You can leave this SSH session open while you use the service; use Ctrl+C to close the tunnel when done.
Now everything is set up, so you should be able to see the Ollama server from your laptop. You can test by opening the IP from ollama.log in your browser:

http://10.0.7.40:11434

The page should say "Ollama is running".

Mind: this will work correctly only when the job submitted above is actually running. Please check the status of your job with:
```
squeue --me --start
```
You can use Slurm's emails functionalitites to be notified when your job starts.

Now you can start the LLM model you want and be able to send and receive messages from it. Here is an example using the LangChain Python package:

from langchain_ollama import ChatOllama

ollama = ChatOllama(
    model="gpt-oss:20b",
    model_provider="ollama",
    base_url="http://10.0.7.40:11434/",
    temperature=0.1,
)

Note: you need to pull the LLM model you want from the Ollama repository before running it, for example:

ollama pull gpt-oss:20b

See Ollama documentation for more information.

Troubleshooting¶

To check if Ollama is finding the GPUs, look in ollama.log for something like the following:

name=CUDA0 description="NVIDIA RTX 6000 Ada Generation" libdirs=ollama,cuda_v12
driver=12.8 pci_id=01:00.0 type=discrete total="48.0 GiB" available="47.4 GiB"

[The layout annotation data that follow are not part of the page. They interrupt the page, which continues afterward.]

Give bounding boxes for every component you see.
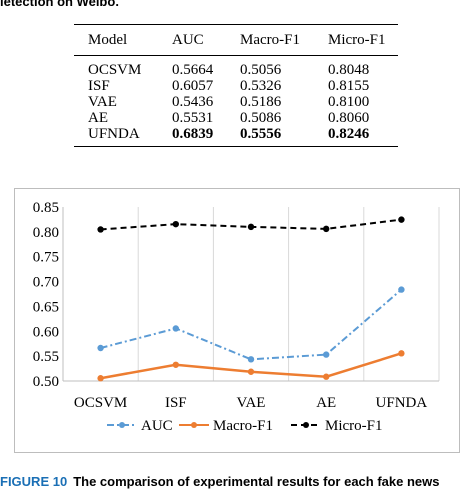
figure-caption: FIGURE 10 The comparison of experimental …: [0, 474, 439, 489]
column-header: Micro-F1: [328, 32, 386, 48]
table-row: UFNDA 0.6839 0.5556 0.8246: [74, 126, 398, 147]
column-header: AUC: [172, 32, 204, 48]
y-tick-label: 0.70: [33, 275, 59, 291]
x-tick-label: VAE: [237, 395, 266, 411]
figure-number: FIGURE 10: [0, 474, 68, 489]
table-cell-model: ISF: [88, 78, 110, 94]
data-point-micro-f1: [247, 223, 255, 231]
x-tick-label: UFNDA: [376, 395, 428, 411]
table-cell-auc: 0.6839: [172, 126, 214, 142]
data-point-micro-f1: [172, 220, 179, 228]
top-caption: letection on Weibo.: [0, 0, 119, 9]
x-tick-label: ISF: [165, 395, 187, 411]
figure-caption-text: The comparison of experimental results f…: [73, 474, 440, 489]
table-cell-micro-f1: 0.8246: [328, 126, 370, 142]
table-row: VAE 0.5436 0.5186 0.8100: [74, 94, 398, 110]
y-tick-label: 0.60: [33, 324, 59, 340]
line-chart: 0.50 0.55 0.60 0.65 0.70 0.75 0.80 0.85 OCSVM ISF…: [33, 200, 440, 434]
legend-label: AUC: [141, 418, 173, 434]
legend-marker-macro-f1: [191, 422, 197, 428]
x-tick-label: OCSVM: [74, 395, 127, 411]
data-point-macro-f1: [247, 368, 255, 375]
results-table: Model AUC Macro-F1 Micro-F1 OCSVM 0.5664 0…: [74, 24, 398, 147]
table-cell-model: UFNDA: [88, 126, 140, 142]
table-cell-macro-f1: 0.5326: [240, 78, 282, 94]
legend-label: Macro-F1: [213, 418, 273, 434]
legend-marker-auc: [119, 422, 125, 428]
table-cell-model: VAE: [88, 94, 117, 110]
data-point-auc: [323, 351, 330, 358]
table-cell-auc: 0.6057: [172, 78, 214, 94]
y-tick-label: 0.55: [33, 349, 59, 365]
y-tick-label: 0.85: [33, 200, 59, 216]
table-cell-macro-f1: 0.5056: [240, 62, 282, 78]
series-line-auc: [100, 288, 403, 361]
table-cell-macro-f1: 0.5556: [240, 126, 282, 142]
y-tick-label: 0.50: [33, 374, 59, 390]
table-cell-auc: 0.5531: [172, 110, 214, 126]
x-tick-label: AE: [316, 395, 336, 411]
y-tick-label: 0.80: [33, 225, 59, 241]
data-point-micro-f1: [97, 226, 104, 233]
data-point-macro-f1: [323, 373, 330, 380]
data-point-auc: [398, 286, 405, 293]
table-cell-macro-f1: 0.5186: [240, 94, 282, 110]
table-cell-micro-f1: 0.8100: [328, 94, 370, 110]
legend-label: Micro-F1: [325, 418, 383, 434]
table-row: ISF 0.6057 0.5326 0.8155: [74, 78, 398, 94]
data-point-auc: [172, 325, 179, 332]
table-cell-model: AE: [88, 110, 108, 126]
data-point-micro-f1: [323, 225, 330, 233]
data-point-macro-f1: [398, 350, 405, 357]
table-cell-model: OCSVM: [88, 62, 142, 78]
y-tick-label: 0.75: [33, 250, 59, 266]
table-cell-micro-f1: 0.8060: [328, 110, 370, 126]
table-cell-auc: 0.5664: [172, 62, 214, 78]
table-row: OCSVM 0.5664 0.5056 0.8048: [74, 56, 398, 79]
table-cell-macro-f1: 0.5086: [240, 110, 282, 126]
data-point-auc: [247, 356, 255, 363]
data-point-macro-f1: [97, 375, 104, 382]
data-point-micro-f1: [398, 216, 405, 223]
chart-area: 0.50 0.55 0.60 0.65 0.70 0.75 0.80 0.85 OCSVM ISF…: [14, 188, 460, 453]
column-header: Model: [88, 32, 128, 48]
table-cell-auc: 0.5436: [172, 94, 214, 110]
column-header: Macro-F1: [240, 32, 300, 48]
table-row: AE 0.5531 0.5086 0.8060: [74, 110, 398, 126]
table-cell-micro-f1: 0.8155: [328, 78, 370, 94]
legend-marker-micro-f1: [303, 422, 309, 428]
data-point-macro-f1: [172, 361, 179, 368]
y-tick-label: 0.65: [33, 299, 59, 315]
data-point-auc: [97, 344, 104, 352]
table-header-row: Model AUC Macro-F1 Micro-F1: [74, 24, 398, 56]
table-cell-micro-f1: 0.8048: [328, 62, 370, 78]
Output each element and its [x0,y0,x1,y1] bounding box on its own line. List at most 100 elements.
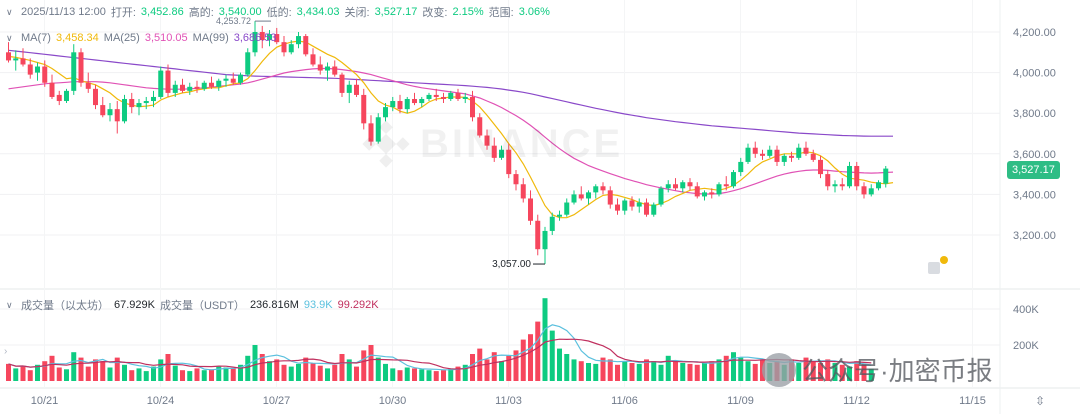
candle-body [441,96,446,99]
candle-body [528,198,533,221]
volume-bar [354,366,359,381]
candle-body [114,109,120,122]
volume-tick-label: 200K [1013,340,1039,352]
chevron-right-icon[interactable]: › [4,346,8,357]
volume-bar [209,369,214,381]
volume-bar [107,367,113,381]
ma99-label: MA(99) [192,32,229,44]
candle-body [230,78,236,83]
volume-bar [404,367,410,381]
volume-bar [245,355,251,381]
candle-body [825,174,831,187]
price-tick-label: 3,400.00 [1013,189,1056,201]
candle-body [818,159,823,175]
volume-bar [861,363,867,381]
volume-bar [383,363,388,381]
volume-bar [506,355,512,381]
candle-body [557,214,562,217]
volume-bar [56,367,62,381]
chevron-down-icon[interactable]: ∨ [6,6,13,17]
date-tick-label: 11/12 [843,395,870,407]
binance-logo-icon [362,120,410,168]
candle-body [361,94,367,124]
chevron-down-icon[interactable]: ∨ [6,32,13,43]
volume-bar [716,359,722,381]
candle-body [180,84,185,91]
candle-body [172,84,178,93]
chevron-down-icon[interactable]: ∨ [6,299,13,310]
volume-bar [702,363,707,381]
date-tick-label: 10/24 [147,395,175,407]
candle-body [847,165,852,187]
candle-body [745,147,751,162]
volume-bar [136,368,142,381]
date-tick-label: 11/15 [959,395,986,407]
ma99-value: 3,686.53 [233,32,277,44]
candle-body [223,78,229,81]
volume-bar [825,359,831,381]
candle-body [209,82,214,87]
volume-bar [288,366,294,381]
candle-body [383,107,388,118]
volume-bar [426,370,432,381]
volume-bar [368,345,374,381]
volume-bar [6,363,11,381]
ma-legend: ∨ MA(7) 3,458.34 MA(25) 3,510.05 MA(99) 3,6… [6,32,277,44]
candle-body [412,98,417,104]
volume-quote: 236.816M [249,299,299,311]
candle-body [738,161,744,173]
candle-body [868,188,874,195]
candle-body [644,202,649,215]
volume-bar [13,368,19,381]
ma99-line [8,49,893,137]
candle-body [93,88,98,106]
volume-bar [818,363,823,381]
volume-bar [832,363,838,381]
high-value: 3,540.00 [218,6,262,18]
volume-bar [317,365,323,381]
ma25-value: 3,510.05 [144,32,188,44]
volume-bar [578,361,584,381]
volume-bar [346,359,352,381]
calendar-icon[interactable] [928,262,940,274]
candle-body [586,192,591,199]
volume-bar [491,352,497,381]
candle-body [310,54,316,65]
candle-body [513,174,519,185]
volume-bar [390,368,396,381]
volume-bar [100,361,106,381]
date-tick-label: 10/21 [31,395,59,407]
candle-body [201,82,207,89]
candle-body [876,182,881,189]
candle-body [687,182,693,187]
candle-body [716,184,722,195]
volume-bar [267,361,272,381]
candle-body [325,66,330,71]
volume-bar [752,363,758,381]
candle-body [100,105,106,116]
volume-bar [375,357,381,381]
volume-ma-a: 93.9K [303,299,333,311]
volume-bar [252,345,258,381]
volume-bar [143,371,149,381]
volume-bar [332,364,338,381]
volume-bar [49,355,55,381]
volume-bar [644,359,649,381]
resize-icon[interactable]: ⇳ [1035,394,1046,408]
volume-bar [680,363,686,381]
candle-body [85,82,91,89]
candle-body [499,149,504,158]
candle-body [78,52,84,83]
volume-bar [187,371,193,381]
volume-bar [839,364,845,381]
volume-bar [114,357,120,381]
candle-body [20,58,26,65]
volume-bar [20,365,26,381]
ohlc-header: ∨ 2025/11/13 12:00 打开: 3,452.86 高的: 3,540.… [6,4,550,20]
candle-body [296,36,301,45]
candle-body [404,98,410,110]
candle-body [564,202,570,215]
candle-body [122,98,127,122]
volume-ma-lines [8,324,872,371]
volume-base: 67.929K [114,299,155,311]
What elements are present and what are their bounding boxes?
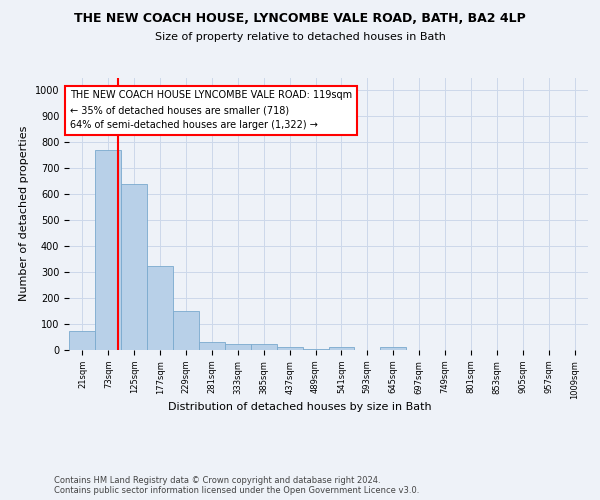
Bar [302,348,329,350]
Bar [121,184,147,350]
Bar [70,330,95,350]
Bar [329,348,355,350]
Bar [147,266,173,350]
Text: Contains HM Land Registry data © Crown copyright and database right 2024.
Contai: Contains HM Land Registry data © Crown c… [54,476,419,495]
Bar [225,344,251,350]
Bar [95,150,121,350]
Y-axis label: Number of detached properties: Number of detached properties [19,126,29,302]
Bar [277,348,302,350]
Bar [199,342,225,350]
Bar [173,311,199,350]
Text: THE NEW COACH HOUSE LYNCOMBE VALE ROAD: 119sqm
← 35% of detached houses are smal: THE NEW COACH HOUSE LYNCOMBE VALE ROAD: … [70,90,352,130]
Text: Size of property relative to detached houses in Bath: Size of property relative to detached ho… [155,32,445,42]
Bar [251,344,277,350]
Text: Distribution of detached houses by size in Bath: Distribution of detached houses by size … [168,402,432,412]
Bar [380,348,406,350]
Text: THE NEW COACH HOUSE, LYNCOMBE VALE ROAD, BATH, BA2 4LP: THE NEW COACH HOUSE, LYNCOMBE VALE ROAD,… [74,12,526,26]
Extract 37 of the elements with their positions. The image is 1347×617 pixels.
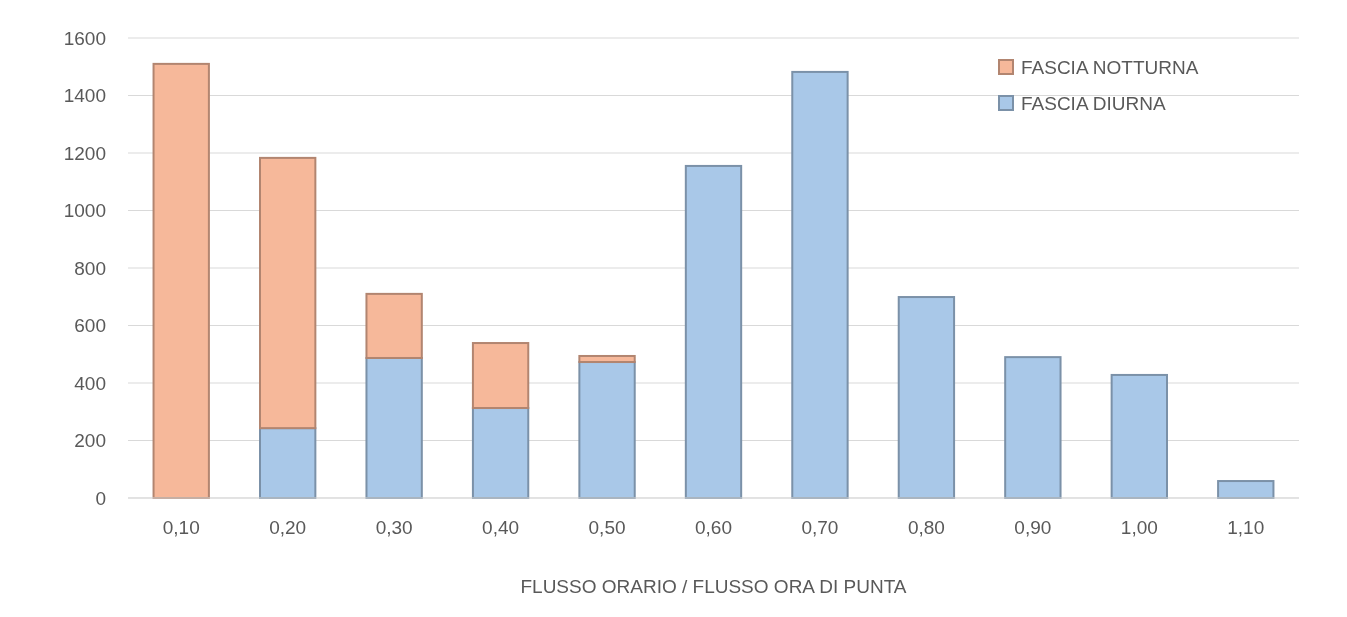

Be sure your job is running on the cluster:

squeue --me

Security¶

Warning

This offers no protection; anybody who knows which port is used can connect to the running instance of Ollama. Ollama developers are working towards adding support for UNIX sockets which would allow better control but at the time of writing this document, it is not finalized yet. In the meantime, you can set #SBATCH --exclusive and define export OLLAMA_HOST="localhost:$PORT" but then you need to setup an SSH tunnel directly to the compute node, using sshuttle will not be sufficient.